The second easy step is for funding agencies to send a clear message, backed by Title IX enforcement: Universities need to stop harassment and other illegal behavior towards students who become parents. Our preliminary survey data show that 53 percent of postdoc women report that their PI was very supportive of their pregnancy or parenthood; clearly, hounding mothers out of science is not mandated by the nature of scientific research. Discriminating against women based on pregnancy, or against either parent based on family responsibilities, is illegal sex discrimination. The lack of codified leave policies at institutions leaves the door open to unbridled discretion. Institutions need formal policies, if only as a risk-management measure.  

The first hard step: Universities need a best-practice sexual harassment policy that protects the rights of survivors while also giving alleged harassers due process—not immunity. The hysteria suggesting that these two goals are irreconcilable is unjustified. Many advocates are working on this, from well-established national groups like American Association of University Women to grassroots efforts such as Know Your IX.    

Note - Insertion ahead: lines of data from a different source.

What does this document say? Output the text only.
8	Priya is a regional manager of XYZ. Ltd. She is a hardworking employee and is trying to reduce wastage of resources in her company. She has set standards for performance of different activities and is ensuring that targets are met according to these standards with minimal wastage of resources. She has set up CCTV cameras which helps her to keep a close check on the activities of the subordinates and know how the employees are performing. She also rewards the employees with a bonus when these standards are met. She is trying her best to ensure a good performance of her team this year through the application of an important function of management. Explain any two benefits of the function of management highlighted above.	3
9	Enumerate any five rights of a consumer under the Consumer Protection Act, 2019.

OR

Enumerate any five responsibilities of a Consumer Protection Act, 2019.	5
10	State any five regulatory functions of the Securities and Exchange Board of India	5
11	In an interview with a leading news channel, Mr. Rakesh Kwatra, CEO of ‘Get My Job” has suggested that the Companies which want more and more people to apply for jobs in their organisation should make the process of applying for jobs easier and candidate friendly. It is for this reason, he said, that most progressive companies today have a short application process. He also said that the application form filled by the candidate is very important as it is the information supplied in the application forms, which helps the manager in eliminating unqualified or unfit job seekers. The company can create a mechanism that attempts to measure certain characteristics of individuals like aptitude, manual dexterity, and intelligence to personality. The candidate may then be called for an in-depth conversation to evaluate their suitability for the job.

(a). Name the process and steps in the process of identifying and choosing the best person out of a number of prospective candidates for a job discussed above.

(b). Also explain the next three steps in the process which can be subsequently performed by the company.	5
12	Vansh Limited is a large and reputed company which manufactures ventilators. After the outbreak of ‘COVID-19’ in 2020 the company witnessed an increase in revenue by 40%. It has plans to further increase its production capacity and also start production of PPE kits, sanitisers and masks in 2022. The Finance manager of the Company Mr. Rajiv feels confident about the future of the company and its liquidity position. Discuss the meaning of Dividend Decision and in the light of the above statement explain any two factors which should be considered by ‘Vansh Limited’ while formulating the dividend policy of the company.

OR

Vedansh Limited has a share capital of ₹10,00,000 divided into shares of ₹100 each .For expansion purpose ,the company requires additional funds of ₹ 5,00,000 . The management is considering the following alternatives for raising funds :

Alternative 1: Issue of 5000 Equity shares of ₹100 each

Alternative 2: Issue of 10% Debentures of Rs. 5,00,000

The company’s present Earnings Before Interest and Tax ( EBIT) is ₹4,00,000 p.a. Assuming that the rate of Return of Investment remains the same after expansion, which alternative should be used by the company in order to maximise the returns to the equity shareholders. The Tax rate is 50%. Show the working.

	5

The final step is hard because it involves our wallets. The National Science Foundation provides supplemental funding for graduate students and postdocs working on NSF-supported projects who need parental leave. This funding makes it possible for PIs to cover both the parental leave and the salary of a temporary replacement. Yet these programs typically only apply where an institution has a formal leave policy. They also need to be adopted by more funding agencies.

“Don’t bother doing a postdoc,” a male neuroscientist advised aspiring postdocs who want to have kids. His advice? “Work at McDonalds, which would pay you equally or more, would give you more respect, and [offer] a ray of hope through promotion.”

If the U.S. wants to compete in a globalized world, where science and technology are developing at warp speed, we can’t afford to keep harassing women—or anyone—out of science.